Ironically, at the same meeting where they coughed up their share of the settlement, county commissioners entered into a pair of contracts with PrimeCare totaling $210,660. What for? To provide medication-assisted treatment to detainees at the county lockup who are suffering substance abuse.

Another Wrongful Death,
Another Settlement

The county’s share of the other settlement was approved by commissioners at their meeting on September 7, 2022, providing $337,000 to the estate of Charles Freitag, Sr. The 57-year-old committed suicide at BCCF on August 25, 2018, a day after he was sentenced for crashing his pickup truck into his ex-wife’s house. Months earlier, he told a PrimeCare psychologist that he would need a follow up with a mental health professional after the sentencing hearing. However, the follow up was not scheduled until a date three days after the hearing, by which time he had taken his own life.

A suit was filed in the same court for his wrongful death by attorney Jonathan H. Feinberg of Kairys, Rudovsky, Messing, Feinberg & Lin LLP, alleging that jailers and PrimeCare staffers ignored warning signs of Freitag’s increasing suicidal distress in the weeks preceding his sentencing. They claimed that he denied feeling suicidal and argued they had a right to rely on those denials.

In similar fashion to the case over Adami’s death, Defendants filed for summary judgment, and the Court granted it to the guards on July 12, 2022. But it denied the same to PrimeCare and the County. Freitag “attempted suicide three times in the year preceding his incarceration,” the Court recalled.

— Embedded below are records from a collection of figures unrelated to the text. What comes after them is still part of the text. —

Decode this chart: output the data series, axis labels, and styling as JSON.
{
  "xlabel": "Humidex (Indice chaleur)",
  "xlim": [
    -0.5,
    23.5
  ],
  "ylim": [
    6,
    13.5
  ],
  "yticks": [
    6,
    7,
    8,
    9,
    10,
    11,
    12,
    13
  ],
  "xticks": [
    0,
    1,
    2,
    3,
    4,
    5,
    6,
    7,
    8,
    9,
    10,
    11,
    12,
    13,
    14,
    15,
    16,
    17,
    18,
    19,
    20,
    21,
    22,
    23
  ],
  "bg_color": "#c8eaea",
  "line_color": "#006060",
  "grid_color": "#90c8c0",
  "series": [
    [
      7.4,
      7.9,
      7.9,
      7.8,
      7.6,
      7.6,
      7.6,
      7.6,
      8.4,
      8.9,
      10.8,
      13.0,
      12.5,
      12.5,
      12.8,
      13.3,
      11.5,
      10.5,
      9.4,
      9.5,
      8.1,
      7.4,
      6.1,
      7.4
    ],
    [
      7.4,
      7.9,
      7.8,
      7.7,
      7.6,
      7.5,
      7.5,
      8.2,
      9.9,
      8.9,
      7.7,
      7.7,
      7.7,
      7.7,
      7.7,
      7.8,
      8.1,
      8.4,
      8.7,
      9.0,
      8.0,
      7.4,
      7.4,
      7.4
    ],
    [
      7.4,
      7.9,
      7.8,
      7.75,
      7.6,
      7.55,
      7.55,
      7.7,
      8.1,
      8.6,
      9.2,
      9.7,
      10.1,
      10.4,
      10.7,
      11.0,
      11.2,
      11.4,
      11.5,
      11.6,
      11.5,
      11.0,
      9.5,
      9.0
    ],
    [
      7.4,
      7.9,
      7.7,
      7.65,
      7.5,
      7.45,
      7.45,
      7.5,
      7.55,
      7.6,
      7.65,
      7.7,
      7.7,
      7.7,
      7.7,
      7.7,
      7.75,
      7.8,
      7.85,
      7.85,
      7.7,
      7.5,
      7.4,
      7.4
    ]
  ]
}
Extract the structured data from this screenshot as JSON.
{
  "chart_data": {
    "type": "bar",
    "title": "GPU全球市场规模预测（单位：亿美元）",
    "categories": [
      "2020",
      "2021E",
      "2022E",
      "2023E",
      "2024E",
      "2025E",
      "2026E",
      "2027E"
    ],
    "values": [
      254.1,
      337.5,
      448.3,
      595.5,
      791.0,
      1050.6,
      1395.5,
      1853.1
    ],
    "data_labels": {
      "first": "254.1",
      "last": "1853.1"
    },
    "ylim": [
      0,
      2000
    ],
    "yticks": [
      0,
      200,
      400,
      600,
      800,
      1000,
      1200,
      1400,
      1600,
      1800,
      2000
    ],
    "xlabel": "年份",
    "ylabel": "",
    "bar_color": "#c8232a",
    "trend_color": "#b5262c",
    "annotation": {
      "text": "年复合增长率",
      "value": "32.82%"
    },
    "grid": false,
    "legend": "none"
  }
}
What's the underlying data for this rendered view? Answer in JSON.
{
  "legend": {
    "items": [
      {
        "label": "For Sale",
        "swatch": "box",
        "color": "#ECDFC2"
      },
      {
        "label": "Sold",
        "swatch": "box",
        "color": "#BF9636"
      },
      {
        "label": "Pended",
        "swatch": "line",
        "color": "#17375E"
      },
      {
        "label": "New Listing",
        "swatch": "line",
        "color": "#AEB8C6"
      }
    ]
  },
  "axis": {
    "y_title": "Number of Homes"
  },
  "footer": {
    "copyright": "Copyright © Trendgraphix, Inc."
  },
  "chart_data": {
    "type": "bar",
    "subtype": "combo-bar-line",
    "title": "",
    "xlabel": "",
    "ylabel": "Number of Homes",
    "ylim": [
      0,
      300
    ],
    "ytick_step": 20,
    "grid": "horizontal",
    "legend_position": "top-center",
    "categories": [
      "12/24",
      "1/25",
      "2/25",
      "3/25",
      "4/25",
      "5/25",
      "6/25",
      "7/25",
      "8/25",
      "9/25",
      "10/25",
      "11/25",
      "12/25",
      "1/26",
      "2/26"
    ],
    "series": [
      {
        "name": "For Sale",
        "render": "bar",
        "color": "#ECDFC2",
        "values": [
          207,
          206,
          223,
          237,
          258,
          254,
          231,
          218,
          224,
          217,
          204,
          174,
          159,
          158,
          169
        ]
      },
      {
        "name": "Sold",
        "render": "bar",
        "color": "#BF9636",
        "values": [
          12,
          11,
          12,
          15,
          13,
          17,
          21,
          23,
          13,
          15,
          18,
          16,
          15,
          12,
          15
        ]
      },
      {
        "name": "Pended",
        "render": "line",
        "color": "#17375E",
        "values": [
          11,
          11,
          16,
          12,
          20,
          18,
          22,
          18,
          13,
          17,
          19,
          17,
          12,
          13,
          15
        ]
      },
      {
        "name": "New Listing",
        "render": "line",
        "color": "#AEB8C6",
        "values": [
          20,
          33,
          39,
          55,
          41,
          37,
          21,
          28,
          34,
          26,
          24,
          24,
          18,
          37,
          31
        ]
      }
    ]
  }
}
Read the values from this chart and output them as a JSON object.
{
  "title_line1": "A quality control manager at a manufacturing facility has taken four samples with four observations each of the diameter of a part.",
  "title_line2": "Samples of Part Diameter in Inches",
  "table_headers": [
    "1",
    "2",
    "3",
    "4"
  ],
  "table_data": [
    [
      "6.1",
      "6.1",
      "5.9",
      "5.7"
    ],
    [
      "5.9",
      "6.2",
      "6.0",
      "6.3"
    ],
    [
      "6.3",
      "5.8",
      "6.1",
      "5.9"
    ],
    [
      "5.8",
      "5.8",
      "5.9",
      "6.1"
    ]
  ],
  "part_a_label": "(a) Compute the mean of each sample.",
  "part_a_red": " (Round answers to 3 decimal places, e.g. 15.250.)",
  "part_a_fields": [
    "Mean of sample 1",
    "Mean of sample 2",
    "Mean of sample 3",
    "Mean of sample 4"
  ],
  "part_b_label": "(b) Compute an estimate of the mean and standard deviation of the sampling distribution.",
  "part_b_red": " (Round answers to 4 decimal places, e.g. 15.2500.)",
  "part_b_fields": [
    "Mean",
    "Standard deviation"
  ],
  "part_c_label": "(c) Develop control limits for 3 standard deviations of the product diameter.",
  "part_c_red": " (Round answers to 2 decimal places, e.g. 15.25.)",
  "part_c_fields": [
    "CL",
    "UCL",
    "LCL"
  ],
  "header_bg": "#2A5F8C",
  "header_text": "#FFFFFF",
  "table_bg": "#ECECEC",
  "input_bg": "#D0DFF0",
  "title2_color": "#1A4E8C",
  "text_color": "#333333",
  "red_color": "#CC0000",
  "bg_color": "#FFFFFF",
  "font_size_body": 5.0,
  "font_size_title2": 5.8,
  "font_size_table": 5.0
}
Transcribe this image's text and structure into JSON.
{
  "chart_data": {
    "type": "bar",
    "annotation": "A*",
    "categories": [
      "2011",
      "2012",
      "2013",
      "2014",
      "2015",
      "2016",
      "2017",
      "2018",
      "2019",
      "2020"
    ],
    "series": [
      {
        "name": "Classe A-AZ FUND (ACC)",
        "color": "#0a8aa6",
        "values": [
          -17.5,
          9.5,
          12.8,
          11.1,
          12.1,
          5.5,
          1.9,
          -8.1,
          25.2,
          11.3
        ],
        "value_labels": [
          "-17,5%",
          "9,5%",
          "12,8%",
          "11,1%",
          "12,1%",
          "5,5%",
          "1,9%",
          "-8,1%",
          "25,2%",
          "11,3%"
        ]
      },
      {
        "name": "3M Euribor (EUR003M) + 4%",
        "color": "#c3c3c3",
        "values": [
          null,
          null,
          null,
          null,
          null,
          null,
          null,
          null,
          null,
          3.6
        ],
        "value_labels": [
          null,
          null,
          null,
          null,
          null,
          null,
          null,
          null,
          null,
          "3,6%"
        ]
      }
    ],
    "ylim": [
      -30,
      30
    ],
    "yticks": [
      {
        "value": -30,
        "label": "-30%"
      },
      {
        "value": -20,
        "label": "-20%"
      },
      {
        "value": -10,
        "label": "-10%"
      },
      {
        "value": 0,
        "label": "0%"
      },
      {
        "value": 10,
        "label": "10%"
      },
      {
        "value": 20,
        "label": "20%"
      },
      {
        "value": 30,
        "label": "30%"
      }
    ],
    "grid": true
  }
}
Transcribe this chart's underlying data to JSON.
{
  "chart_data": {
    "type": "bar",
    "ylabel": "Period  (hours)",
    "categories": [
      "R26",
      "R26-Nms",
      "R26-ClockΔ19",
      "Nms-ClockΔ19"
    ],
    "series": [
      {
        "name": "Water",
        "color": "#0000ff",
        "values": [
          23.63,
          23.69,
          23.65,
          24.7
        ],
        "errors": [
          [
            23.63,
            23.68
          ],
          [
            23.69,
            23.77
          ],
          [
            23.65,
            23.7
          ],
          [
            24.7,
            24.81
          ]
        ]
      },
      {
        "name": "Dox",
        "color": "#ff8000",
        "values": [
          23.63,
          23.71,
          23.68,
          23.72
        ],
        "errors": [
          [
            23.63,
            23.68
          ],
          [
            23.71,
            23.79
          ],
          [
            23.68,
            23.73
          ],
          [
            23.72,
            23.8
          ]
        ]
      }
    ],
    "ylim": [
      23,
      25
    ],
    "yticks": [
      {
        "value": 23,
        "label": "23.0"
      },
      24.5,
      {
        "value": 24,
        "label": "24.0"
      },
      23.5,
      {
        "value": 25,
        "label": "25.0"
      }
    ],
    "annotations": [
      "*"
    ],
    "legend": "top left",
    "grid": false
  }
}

“He also had a history of depression and anxiety. He had never been incarcerated before, was anxious about his sentencing, and ultimately received a sentence that was far more severe than he had anticipated,” the Court continued.

In fact, his suicide risk had been noted at booking, and “PrimeCare’s mental health supervisor subsequently instructed all mental health staff to ‘keep a close eye on’ Mr. Freitag as his sentencing approached,” the Court said. Therefore it concluded there was “ample evidence for a reasonable jury to conclude that Plaintiff was, in fact, particularly vulnerable to suicide.” See: Freitag v. Bucks Cty., 2022 U.S. Dist. LEXIS 122564 (E.D. Pa.).

Also as it did in the Adami case, the Court sealed the settlement over Freitag’s death. Therefore the amount that PrimeCare paid in the settlement is unknown, though the Bucks County Courier-Times has filed a request for the settlement documents under the state’s Right to Know law. See: Freitag v. Bucks Cty., USDC (E.D. Pa.), Case No. 2:19-cv-05750.

PrimeCare Medical is a private company that provides healthcare to prisoners and detainees in Pennsylvania jails as well as those in four other states. The company has faced over two dozen lawsuits since 2009 alleging substandard medical or mental health care resulted in injury or death to prisoners. It has managed to keep details secret in most of the settlements it has entered, but before these two settlements, it was held liable for a total of $13,682,344 in six other cases since November 2017, plus some undisclosed share of another $545,000 awarded in two other cases since March 2016. [See: PLN, May 2022, p.1.]